Asthma affects more than 300 million people worldwide, with the most severe asthma, known as non-Th2, representing the majority of the cases, particularly in low-income countries. Yet, whether non-Th2 is a distinct disease or simply a unique set of symptoms remains unknown.
In order to find out the answer to this question, researchers from Lehigh University tested two comparable groups of children from an industrial city, Ostrava, and the surrounding semi-rural area in the Czech Republic.
Ostrova is an industrial city with a high level of coal mining activities.
The researchers found that the levels of Benzo[a]pyrene, an air pollutant that is a byproduct of fossil fuel combustion, were 11-times higher than the recommended air quality standards.

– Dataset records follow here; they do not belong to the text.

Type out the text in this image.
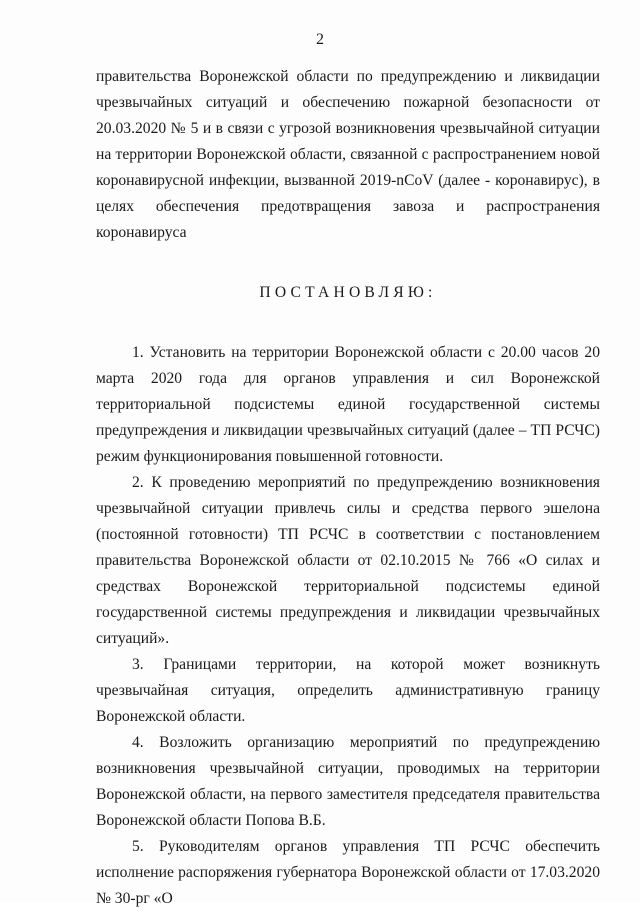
2

правительства Воронежской области по предупреждению и ликвидации чрезвычайных ситуаций и обеспечению пожарной безопасности от 20.03.2020 № 5 и в связи с угрозой возникновения чрезвычайной ситуации на территории Воронежской области, связанной с распространением новой коронавирусной инфекции, вызванной 2019-nCoV (далее - коронавирус), в целях обеспечения предотвращения завоза и распространения коронавируса

ПОСТАНОВЛЯЮ:

1. Установить на территории Воронежской области с 20.00 часов 20 марта 2020 года для органов управления и сил Воронежской территориальной подсистемы единой государственной системы предупреждения и ликвидации чрезвычайных ситуаций (далее – ТП РСЧС) режим функционирования повышенной готовности.

2. К проведению мероприятий по предупреждению возникновения чрезвычайной ситуации привлечь силы и средства первого эшелона (постоянной готовности) ТП РСЧС в соответствии с постановлением правительства Воронежской области от 02.10.2015 № 766 «О силах и средствах Воронежской территориальной подсистемы единой государственной системы предупреждения и ликвидации чрезвычайных ситуаций».

3. Границами территории, на которой может возникнуть чрезвычайная ситуация, определить административную границу Воронежской области.

4. Возложить организацию мероприятий по предупреждению возникновения чрезвычайной ситуации, проводимых на территории Воронежской области, на первого заместителя председателя правительства Воронежской области Попова В.Б.

5. Руководителям органов управления ТП РСЧС обеспечить исполнение распоряжения губернатора Воронежской области от 17.03.2020 № 30-рг «О
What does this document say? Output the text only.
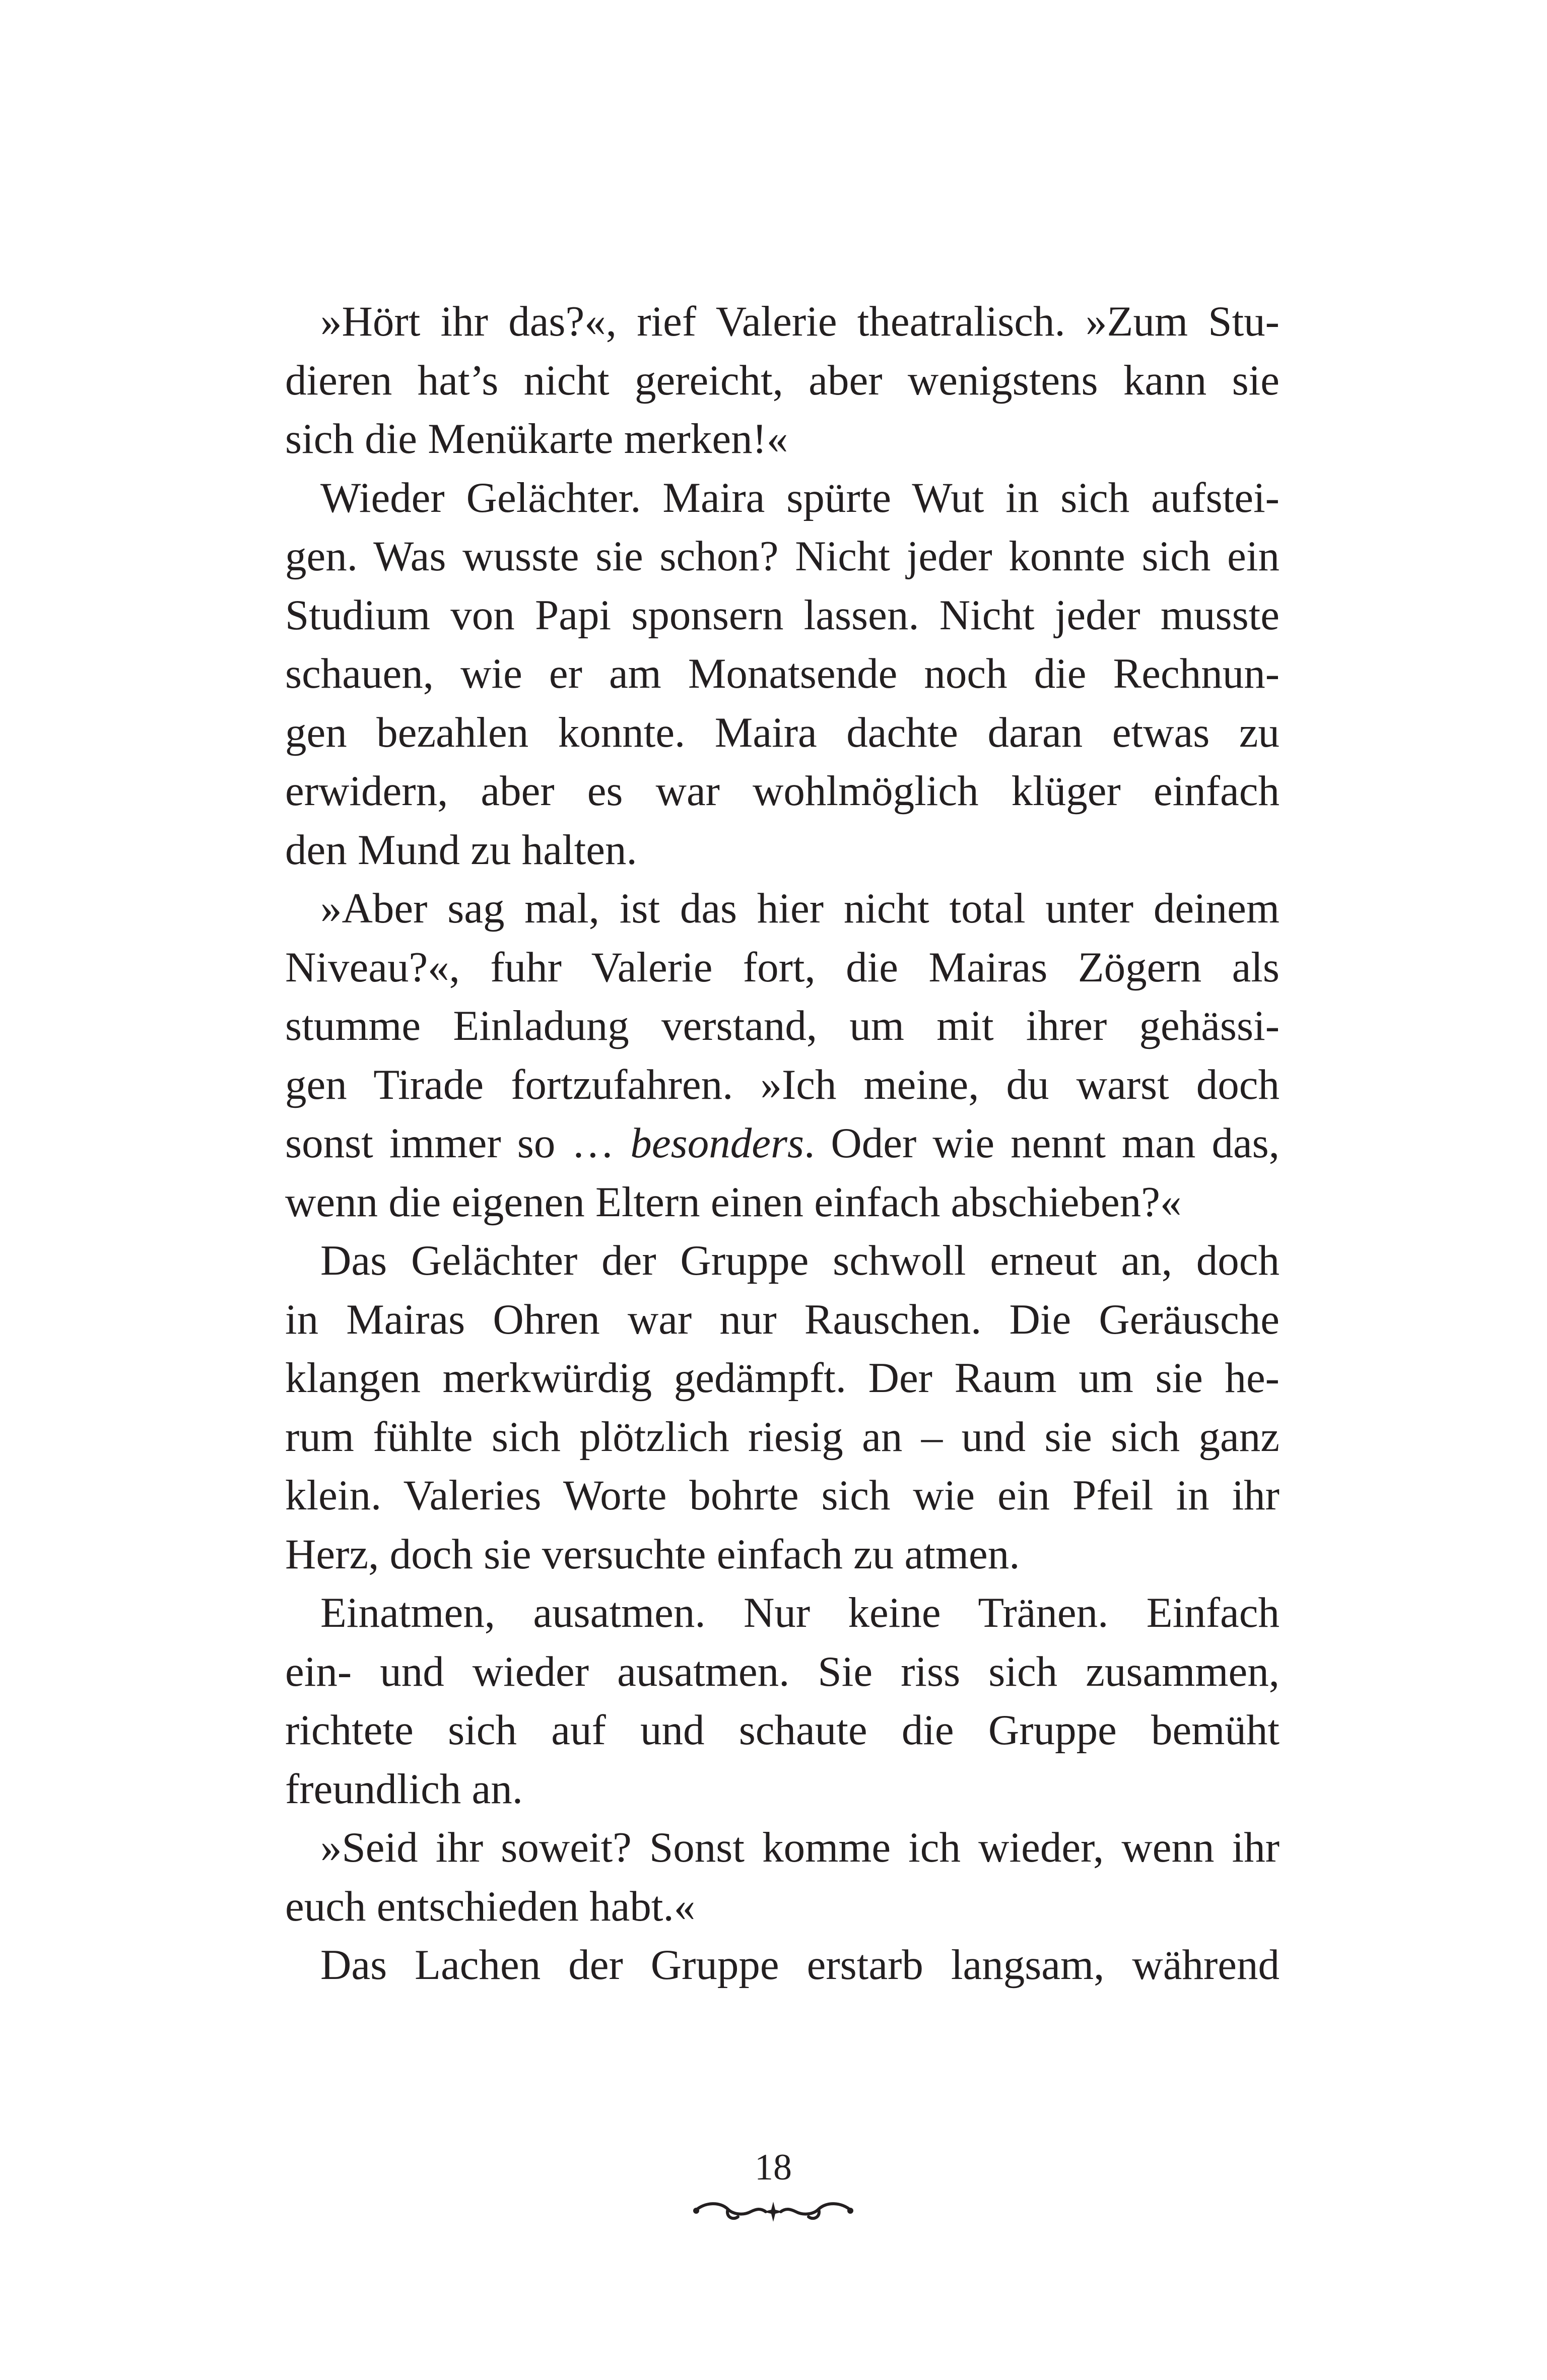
»Hört ihr das?«, rief Valerie theatralisch. »Zum Stu-
dieren hat’s nicht gereicht, aber wenigstens kann sie
sich die Menükarte merken!«
Wieder Gelächter. Maira spürte Wut in sich aufstei-
gen. Was wusste sie schon? Nicht jeder konnte sich ein
Studium von Papi sponsern lassen. Nicht jeder musste
schauen, wie er am Monatsende noch die Rechnun-
gen bezahlen konnte. Maira dachte daran etwas zu
erwidern, aber es war wohlmöglich klüger einfach
den Mund zu halten.
»Aber sag mal, ist das hier nicht total unter deinem
Niveau?«, fuhr Valerie fort, die Mairas Zögern als
stumme Einladung verstand, um mit ihrer gehässi-
gen Tirade fortzufahren. »Ich meine, du warst doch
sonst immer so … besonders. Oder wie nennt man das,
wenn die eigenen Eltern einen einfach abschieben?«
Das Gelächter der Gruppe schwoll erneut an, doch
in Mairas Ohren war nur Rauschen. Die Geräusche
klangen merkwürdig gedämpft. Der Raum um sie he-
rum fühlte sich plötzlich riesig an – und sie sich ganz
klein. Valeries Worte bohrte sich wie ein Pfeil in ihr
Herz, doch sie versuchte einfach zu atmen.
Einatmen, ausatmen. Nur keine Tränen. Einfach
ein- und wieder ausatmen. Sie riss sich zusammen,
richtete sich auf und schaute die Gruppe bemüht
freundlich an.
»Seid ihr soweit? Sonst komme ich wieder, wenn ihr
euch entschieden habt.«
Das Lachen der Gruppe erstarb langsam, während
18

Based on this, the researchers found that not only is non-Th2 a distinct disease, but it is also likely caused by childhood exposure to Benzo[a]pyrene.
They found that not only was elevated exposure to Benzo[a]pyrene associated with correspondingly elevated odds of non-Th2 asthma but it was also associated with depressed systemic oxidant levels.
Hyunok Cho, lead author of the study said: ‘Non-Th2 asthma is associated with very poor prognosis in children and great, life-long suffering due to the absence of effective therapies.
‘There is an urgent need to better understand its mechanistic origin to enable early diagnosis and to stop the progression of the disease before it becomes severe.
‘The primary reason for lack of therapeutic and preventive measures is that no etiologic, or causal, driver has ever been identified for the non-Th2 asthma.
‘The identification of non-Th2 asthma as a distinct disease, with early exposure to Benzo[a]pyrene as a driver, has the potential to impact tens of millions of sufferers, since this would make it possible to intervene before the onset of irreversible respiratory injuries.
‘Contrary to the current body of evidence supporting adult onset of non-atopic asthma, our data suggest for the first time that the lung function deficit and suppressed oxidative stress levels during early childhood are critical sentinel events preceding non-atopic asthma.’